Welcome to ReachMD. This medical industry feature titled, Rethinking Psoriasis: Why It’s Time to Elevate Treatment Expectations and Outlooks, is sponsored by AbbVie US Medical Affairs.
The US Medical Affairs department of AbbVie Incorporated is the sole author and copyright owner of this presentation and has paid ReachMD to host this presentation. AbbVie is solely responsible for all written content within this presentation. Copyright 2021 AbbVie Incorporated. All rights reserved.
Personal opinions and thoughts are Dr. Armstrong’s own. Dr. Armstrong serves as a paid consultant for AbbVie.
We are at an interesting turning point in dermatology, where we're starting to re-evaluate how we think about psoriasis treatments, and for which patients systemic therapies are more appropriate.
Let's consider a patient with extensive scalp psoriasis. I see these patients frequently in my practice, and their condition causes significant burden both physically and psychosocially. As you can see in this patient, even though the body surface area affected is likely less than 7% with the scalp and facial involvement alone, we can imagine this can cause significant emotional distress.
But according to traditional clinical severity assessment criteria, based on affected body surface area alone, many patients with scalp or palmoplantar psoriasis don't meet the criteria for systemic treatments, even though we may be dealing with difficult-to-treat areas or degrees of severity for which topicals may not be as effective. In fact, this traditional approach of assessing psoriasis severity as mild, moderate, and severe based on affected body surface area alone can be inadequate.
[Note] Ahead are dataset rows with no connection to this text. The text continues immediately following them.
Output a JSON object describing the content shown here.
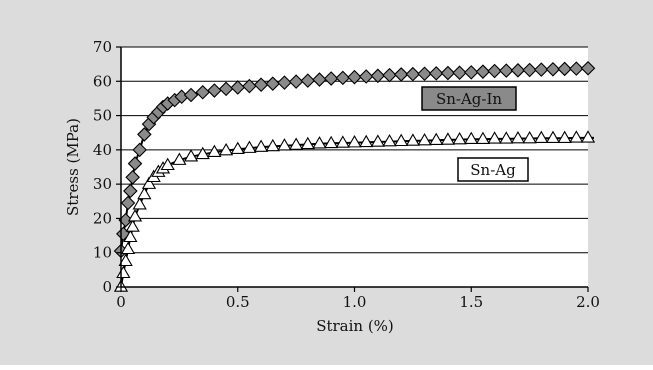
{
  "chart_data": {
    "type": "scatter",
    "title": "",
    "xlabel": "Strain (%)",
    "ylabel": "Stress (MPa)",
    "xlim": [
      0,
      2.0
    ],
    "ylim": [
      0,
      70
    ],
    "x_ticks": [
      "0",
      "0.5",
      "1.0",
      "1.5",
      "2.0"
    ],
    "y_ticks": [
      "0",
      "10",
      "20",
      "30",
      "40",
      "50",
      "60",
      "70"
    ],
    "grid": "horizontal",
    "colors": {
      "frame_bg": "#dcdcdc",
      "plot_bg": "#ffffff",
      "sn_ag_in_marker": "#8a8a8a",
      "sn_ag_marker": "#ffffff",
      "sn_ag_in_label_bg": "#8a8a8a"
    },
    "series": [
      {
        "name": "Sn-Ag-In",
        "marker": "diamond",
        "x": [
          0.0,
          0.01,
          0.02,
          0.03,
          0.04,
          0.05,
          0.06,
          0.08,
          0.1,
          0.12,
          0.14,
          0.16,
          0.18,
          0.2,
          0.23,
          0.26,
          0.3,
          0.35,
          0.4,
          0.45,
          0.5,
          0.55,
          0.6,
          0.65,
          0.7,
          0.75,
          0.8,
          0.85,
          0.9,
          0.95,
          1.0,
          1.05,
          1.1,
          1.15,
          1.2,
          1.25,
          1.3,
          1.35,
          1.4,
          1.45,
          1.5,
          1.55,
          1.6,
          1.65,
          1.7,
          1.75,
          1.8,
          1.85,
          1.9,
          1.95,
          2.0
        ],
        "y": [
          10.5,
          15.5,
          19.5,
          24.5,
          28,
          32,
          36,
          40,
          44.5,
          47.5,
          49.5,
          51,
          52.5,
          53.5,
          54.5,
          55.5,
          56,
          56.8,
          57.3,
          57.8,
          58.2,
          58.6,
          59,
          59.3,
          59.6,
          59.9,
          60.2,
          60.5,
          60.8,
          61,
          61.2,
          61.4,
          61.6,
          61.8,
          62,
          62.1,
          62.2,
          62.3,
          62.4,
          62.5,
          62.6,
          62.8,
          63,
          63.1,
          63.2,
          63.3,
          63.4,
          63.5,
          63.6,
          63.7,
          63.8
        ]
      },
      {
        "name": "Sn-Ag",
        "marker": "triangle",
        "x": [
          0.0,
          0.01,
          0.02,
          0.03,
          0.04,
          0.05,
          0.06,
          0.08,
          0.1,
          0.12,
          0.14,
          0.16,
          0.18,
          0.2,
          0.25,
          0.3,
          0.35,
          0.4,
          0.45,
          0.5,
          0.55,
          0.6,
          0.65,
          0.7,
          0.75,
          0.8,
          0.85,
          0.9,
          0.95,
          1.0,
          1.05,
          1.1,
          1.15,
          1.2,
          1.25,
          1.3,
          1.35,
          1.4,
          1.45,
          1.5,
          1.55,
          1.6,
          1.65,
          1.7,
          1.75,
          1.8,
          1.85,
          1.9,
          1.95,
          2.0
        ],
        "y": [
          0,
          4,
          7.5,
          11,
          14.5,
          17.5,
          20.5,
          24,
          27,
          30,
          32,
          33.5,
          34.5,
          35.5,
          37,
          38,
          38.7,
          39.3,
          39.8,
          40.2,
          40.5,
          40.8,
          41,
          41.2,
          41.4,
          41.6,
          41.8,
          41.9,
          42,
          42.1,
          42.2,
          42.3,
          42.4,
          42.5,
          42.6,
          42.7,
          42.8,
          42.9,
          43,
          43.1,
          43.1,
          43.2,
          43.2,
          43.3,
          43.3,
          43.4,
          43.4,
          43.4,
          43.5,
          43.5
        ]
      }
    ],
    "annotations": [
      {
        "text": "Sn-Ag-In",
        "series": "Sn-Ag-In",
        "style": "filled"
      },
      {
        "text": "Sn-Ag",
        "series": "Sn-Ag",
        "style": "outlined"
      }
    ]
  }
}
This is because the clinical severity of psoriasis and the eligibility for advanced therapies do not rely just on body surface area, but also additional factors such as plaque location and the emotional impact of the disease.
Remember that these patients may not only be dealing with skin inflammation, they're also at an increased risk of developing psoriatic arthritis, cardiometabolic comorbidities, and mental health impacts just to name a few, and these lead to increased risk of morbidity and mortality.
It's our growing acknowledgement of these potential comorbidities that have led to a recent IPC consensus statement reclassifying psoriasis severity based on two categories of patients — those who are candidates for topical therapies and those who should receive systemic therapies. The guidance towards systemic therapies depends on meeting one or more of three key factors. First, affected body surface area greater than 10%; second, involvement of more impactful sites such as the face, palms, soles, genitalia, scalp, or nails; and three, history of failed topical therapy. It's important to know that meeting just one of these criteria is sufficient for initiating systemic therapy, but overall, these factors provide a fuller context for making treatment decisions that prioritize both the physical and emotional well-being for our patients.
Let's touch upon the psychosocial impact of psoriasis, which, as many of us who treat these patients know, are often characterized by feelings of stigmatization, depression, and social isolation. Many psoriasis patients can only cope with their respective burdens of disease for so long, after which they'll be at much higher risk for experiencing depression, and other mental health issues. This means we need to intervene earlier and more assertively when managing patients with psoriasis.
So, applying this new way of thinking about cases such as this patient with scalp psoriasis whose quality of life can be severely impacted by this condition, I lean more towards a systemic therapy early on to make a substantial positive impact in this patient.
Practically, there are a few things dermatologists should keep in mind. First, let's make sure our patients have a primary care physician who can monitor and address cardiometabolic risk factors.
For mental health concerns, I use an individualized approach since psoriasis patients can experience that quite differently. I found the Patient Health Questionnaire 2, or PHQ-2, to be helpful, but even just asking whether patients have lost interest in any of their activities can be an important indicator.
Finally, checking in with our patients to see how satisfied they are with their current therapy is essential. We need to keep an open line of communication, so that our treatment plans are aligned with their changing needs. This is a key part of elevating treatment expectations on both sides of the relationship.